Single by Raymix and Paulina Rubio
- Released: March 20, 2020
- Genre: Latin pop; Electro-cumbia;
- Length: 3:08
- Label: Universal Music Group
- Songwriters: Jorge Luis Chacin; Paulina Rubio; Yasil Marrufo; Edmundo Gómez Moreno;
- Producers: Raymix; Sheeqo Beat;

Raymix singles chronology
| "Te Fuiste" (2020) | "Tú y Yo" (2020) | "Olvídame Tú" (2020) |

Paulina Rubio singles chronology
| "De Qué Sirve" (2019) | "Tú y Yo" (2020) | "Yo Soy" (2021) |

Music video
- Raymix, Paulina Rubio "Tú y Yo" on YouTube

= Tú y Yo (Raymix and Paulina Rubio song) =

2020 single by Raymix and Paulina Rubio

"Tú y Yo" (English: "You and I") is a duet song by Mexican singers Raymix and Paulina Rubio. It was released through Universal Music on March 20, 2020. The song was written by Rubio, Yasil Marrufo, and Edmundo Gómez Moreno; its producers Raymix and Sheeqo Beat and mixed by Armando Ávila.

==Critical reception==
"Tú Y Yo" is a song from the electrocumbia genre that mixes tropical sounds with synthesizers. The song generated positive reviews from the Mexican press and named the duo "King and Queen of Electrocumbia." The Mexican newspaper Diario Basta! praised Rubio's versatility of working in different musical genres. Josh Mendez of Monitor Latino flatters the duo and said they achieved the "ideal match."
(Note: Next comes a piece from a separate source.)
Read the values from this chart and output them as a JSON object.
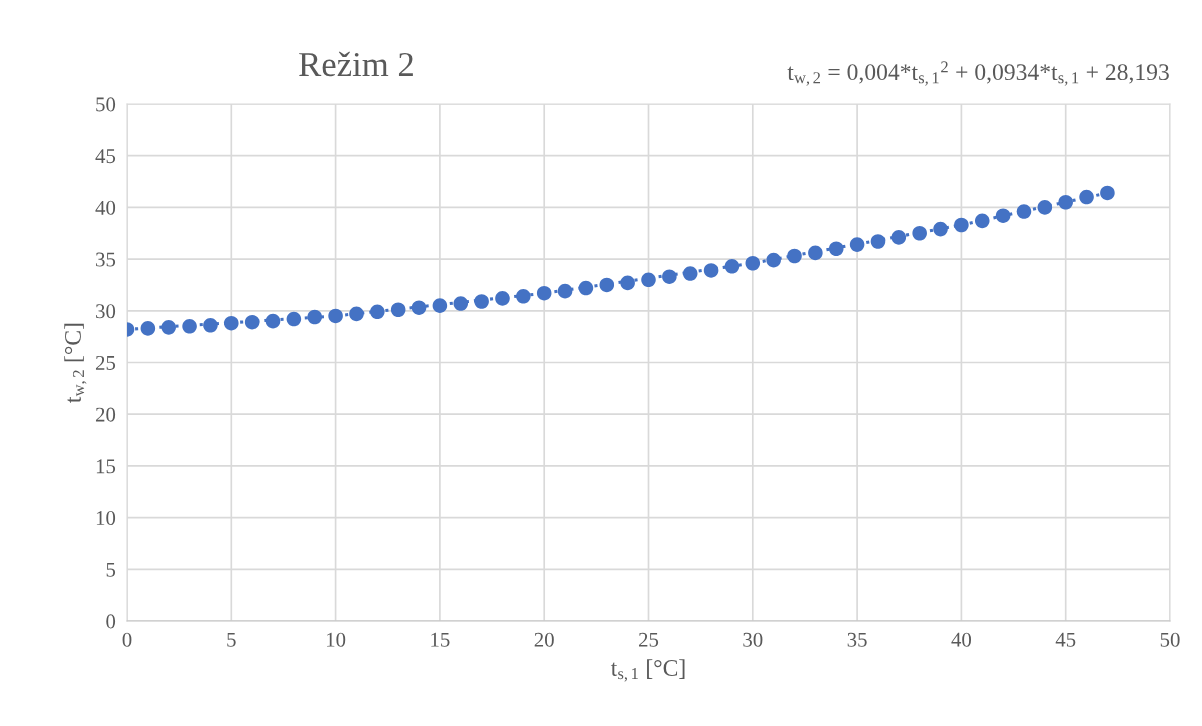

The song won Cumbia Song of the Year - Regional Mexican at the 33rd Lo Nuestro Awards in February, 2021

==Chart performance==
In Mexico, "Tú y Yo" was a huge hit, reached the top position of the Monitor Latino general chart on June 1, 2020, becoming Rubio's first number-one single in a Monitor Latino list since "Mi Nuevo Vicio" reached the top position of the pop chart in 2015 and her first number one hit in the country's general chart since "Golpes en el Corazón" in 2011. The song reached its peak with an audience of 39.77 million people.

==Music video==
The song's official video was premiered on YouTube on March 19, 2020. The video, directed by Pablo Croce, filmed in Miami, sees Raymix and Rubio in Miami. The couple portray their first date, alternating between colorful scenes that go from one night eating tacos and playing games at a fair to moments where the two stars are seen dancing together in choreography in a studio.

==Charts==
===Weekly charts===

| Chart (2020) | Peak position |
|---|---|
| Mexico Top 20 (Monitor Latino) | 1 |
| Mexican Airplay (Billboard) | 1 |
| Mexico Popular Airplay (Billboard) | 1 |
| US Latin Airplay (Billboard) | 39 |
| US Latin Pop Airplay (Billboard) | 9 |
| US Regional Mexican Airplay (Billboard) | 16 |
| US Tropical Airplay (Billboard) | 3 |

===Year-end charts===

| Chart (2020) | Position |
|---|---|
| Mexico (Monitor Latino) | 9 |
| Mexico Pop (Monitor Latino) | 81 |
| US Latin Pop Songs (Billboard) | 45 |
| US Tropical Airplay Songs (Billboard) | 6 |
| US Regional Mexican Airplay Songs (Billboard) | 46 |

==Certifications==

| Region | Certification | Certified units/sales |
| Mexico (AMPROFON) | Platinum | 60,000^{‡} |
^{‡} Sales+streaming figures based on certification alone.